Visitors to the home claim to spot the shadow of a man moving from one side of the room to another. This shadow is believed to be John’s ghost. Unlike typical “Shadow People” sightings, spotting John brings feelings of sadness, rather than crippling fear.
One of John’s good friends was Mrs. Boggs, a fellow staff member. Mrs. Boggs was the White family’s cook, and she lived directly above the kitchen with several other servants.
Mrs. Boggs, along with John, are believed to have been the most important employees of the Whites, since they’re both mentioned in letters written by the family. No other servants are.
Given her importance in life, many believe she stuck around in death. Mrs. Boggs’ misty apparition has been seen (unsurprisingly) in the kitchen and on the first floor of the home.
It would be a miss to talk about the ghosts of the Bishop White House without mentioning William White’s spirit.
White was eighty-five when he passed away due to illness, likely in his bedroom. Still, many claim to have seen his ghost staring out of the third floor windows with a sad look on his face.
An unexpected spirit at the Bishop White House is a ghost cat, believed to have belonged to Dr. Benjamin Rush.
Passersby to the home often see a cat lying down by the windows. What’s strange is that there are no felines living in the house today. And there are no records of the family ever owning a cat.

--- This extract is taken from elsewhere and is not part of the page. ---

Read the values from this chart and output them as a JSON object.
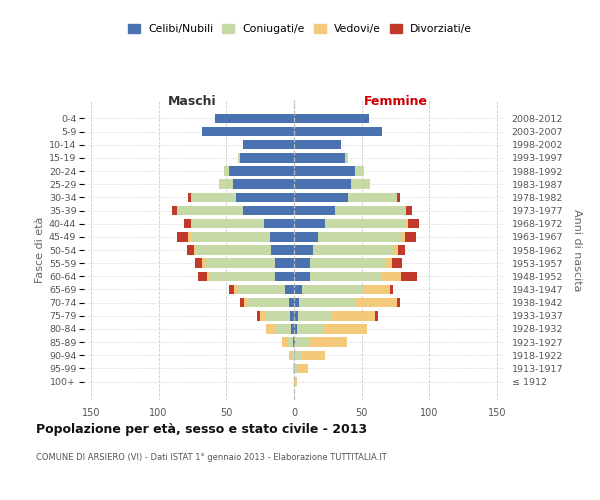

Some even claim that they’ve heard a cat meowing inside the property during their visit. Given that this is a historical house museum, we doubt there are any cats roaming around. Ones that are alive anyway.

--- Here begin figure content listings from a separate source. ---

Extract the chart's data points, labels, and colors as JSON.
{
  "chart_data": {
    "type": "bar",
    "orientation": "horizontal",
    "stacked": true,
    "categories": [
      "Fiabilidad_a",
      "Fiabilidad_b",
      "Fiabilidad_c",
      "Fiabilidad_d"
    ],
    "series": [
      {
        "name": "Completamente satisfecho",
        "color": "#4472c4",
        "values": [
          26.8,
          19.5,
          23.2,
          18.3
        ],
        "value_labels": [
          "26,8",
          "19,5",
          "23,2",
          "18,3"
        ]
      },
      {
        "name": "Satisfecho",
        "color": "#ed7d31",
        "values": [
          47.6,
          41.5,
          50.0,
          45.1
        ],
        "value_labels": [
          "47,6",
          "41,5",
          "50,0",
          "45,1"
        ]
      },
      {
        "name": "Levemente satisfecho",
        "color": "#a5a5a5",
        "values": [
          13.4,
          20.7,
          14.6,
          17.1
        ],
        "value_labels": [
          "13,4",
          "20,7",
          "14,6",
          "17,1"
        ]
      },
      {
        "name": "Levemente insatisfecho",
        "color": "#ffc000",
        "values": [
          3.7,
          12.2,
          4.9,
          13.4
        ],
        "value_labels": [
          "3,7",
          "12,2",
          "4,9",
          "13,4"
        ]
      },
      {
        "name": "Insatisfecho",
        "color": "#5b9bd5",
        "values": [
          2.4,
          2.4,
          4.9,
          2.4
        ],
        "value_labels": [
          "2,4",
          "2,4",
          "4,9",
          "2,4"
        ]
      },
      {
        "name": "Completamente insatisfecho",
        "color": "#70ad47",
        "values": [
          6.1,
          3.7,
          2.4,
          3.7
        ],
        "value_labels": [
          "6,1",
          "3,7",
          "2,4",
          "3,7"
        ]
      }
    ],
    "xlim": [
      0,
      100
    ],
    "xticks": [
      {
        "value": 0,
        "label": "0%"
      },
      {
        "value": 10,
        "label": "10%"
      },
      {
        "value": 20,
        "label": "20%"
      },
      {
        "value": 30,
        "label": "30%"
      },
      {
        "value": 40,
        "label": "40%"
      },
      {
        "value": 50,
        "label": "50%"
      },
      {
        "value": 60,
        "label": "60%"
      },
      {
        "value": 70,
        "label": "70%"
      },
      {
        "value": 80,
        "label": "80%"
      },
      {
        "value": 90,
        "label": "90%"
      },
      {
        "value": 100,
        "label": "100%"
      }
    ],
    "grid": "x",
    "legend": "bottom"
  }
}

Reverend William White was the original owner of the house and he lived in it until his death in 1836. The home was conveniently located between the two Episcopal churches he served.
The 18th-century building had several rare and modern features that were ahead of its time, particularly the indoor “necessary”, when most houses at the time had outdoor privies.
The Bishop White House contains items which originally belonged to the Bishop and his family. At one point, the Bishop lived in the house
In its heyday, the house was frequented by notables such as George Washington, John Adams, Benjamin Franklin, and Thomas Jefferson.
The Haunted Bishop White House is managed by the Historic Burying Grounds Initiative within Boston’s Parks and Recreation Department.